Despite the familiar structure of the music, the lyrics can be agonizing: “There’s a hole in the sky where his body should be / There’s a hole in my arms where his body should be / There’s a hole in the ground.”

“Faith” retells the story of Peter getting out of the boat to come to Jesus: “Alex tried to swim in the presence of his God / but the lake, it changed its mind,” as the song hangs on a thin violin thread, “and Alex drowned. / So Jesus dragged the lake / With his strong right arm / He pulled Alex out of the water”—and Slagg’s voice is just so broken here, full of unshed tears. Then the very next song is called “Baptism Liturgy,” and women’s voices give it a traditional, down-by-the-water feeling, but the lyrics are shadowed by the song which came before: “Wade into the water, little brother. / Don’t be frightened, little brother. / Don’t be scared if the water is over your head. / The day of the living is coming… but today, today is the day of the dead.”

Brother is the endearment that comes up again and again in these two albums; they tell the stories of brothers taken away too soon. As well as adding to the indie hymnal, Youngest Son is adding to the death-haunted literature of friendship.

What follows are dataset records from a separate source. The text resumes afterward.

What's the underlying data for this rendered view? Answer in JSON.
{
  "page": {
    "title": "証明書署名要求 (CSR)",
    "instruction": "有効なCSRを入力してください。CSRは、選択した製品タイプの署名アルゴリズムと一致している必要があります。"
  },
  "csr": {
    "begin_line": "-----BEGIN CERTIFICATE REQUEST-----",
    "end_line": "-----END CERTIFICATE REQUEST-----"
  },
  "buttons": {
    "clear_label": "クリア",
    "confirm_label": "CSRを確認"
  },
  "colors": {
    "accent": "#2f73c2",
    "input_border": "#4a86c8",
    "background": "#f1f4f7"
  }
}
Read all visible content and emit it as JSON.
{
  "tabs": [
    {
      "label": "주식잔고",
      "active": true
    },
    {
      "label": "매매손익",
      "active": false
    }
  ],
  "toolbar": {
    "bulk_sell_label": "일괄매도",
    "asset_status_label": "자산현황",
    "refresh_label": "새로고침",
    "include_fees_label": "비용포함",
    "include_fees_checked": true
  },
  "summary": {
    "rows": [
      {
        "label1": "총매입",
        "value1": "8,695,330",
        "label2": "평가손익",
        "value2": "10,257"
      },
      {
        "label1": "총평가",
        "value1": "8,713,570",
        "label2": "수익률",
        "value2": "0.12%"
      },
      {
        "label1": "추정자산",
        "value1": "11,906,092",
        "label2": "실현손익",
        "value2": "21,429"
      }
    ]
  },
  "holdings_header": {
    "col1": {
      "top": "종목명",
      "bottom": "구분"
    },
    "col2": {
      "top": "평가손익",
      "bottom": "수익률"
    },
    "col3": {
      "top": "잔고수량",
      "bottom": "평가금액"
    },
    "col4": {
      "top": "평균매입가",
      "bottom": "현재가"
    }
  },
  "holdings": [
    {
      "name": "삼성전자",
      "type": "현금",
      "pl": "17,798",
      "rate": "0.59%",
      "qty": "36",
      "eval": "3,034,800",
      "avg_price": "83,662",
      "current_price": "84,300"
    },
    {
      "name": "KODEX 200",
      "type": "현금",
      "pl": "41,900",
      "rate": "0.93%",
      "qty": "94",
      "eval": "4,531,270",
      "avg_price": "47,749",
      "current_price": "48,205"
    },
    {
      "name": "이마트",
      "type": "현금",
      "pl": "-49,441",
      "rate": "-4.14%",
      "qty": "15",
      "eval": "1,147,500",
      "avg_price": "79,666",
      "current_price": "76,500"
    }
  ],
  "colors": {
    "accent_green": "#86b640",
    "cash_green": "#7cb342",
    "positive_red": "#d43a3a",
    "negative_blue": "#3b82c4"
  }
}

“Wake” offers an elegy in the subjunctive tense, the counterfactual: “Tonight, love, you never were alone. / Tonight, love, we all answered the phone.” It’s sinister and sad, good for fans of Martin Tielli. There’s regret here, acrid self-reproach, and not solely the pure sorrow which suffuses the rest of the songs.

I don’t have “criticism” of these albums exactly. There are things missing which I like in my music, but that’s a statement about me, not about Youngest Son. I like more (deserved, hard-earned) guilt and more sin, more grubbiness, more of the sordid Cainery of our lives. More of that acridity. More David, I guess, less Job. But obviously Job is the story of our lives some of the time.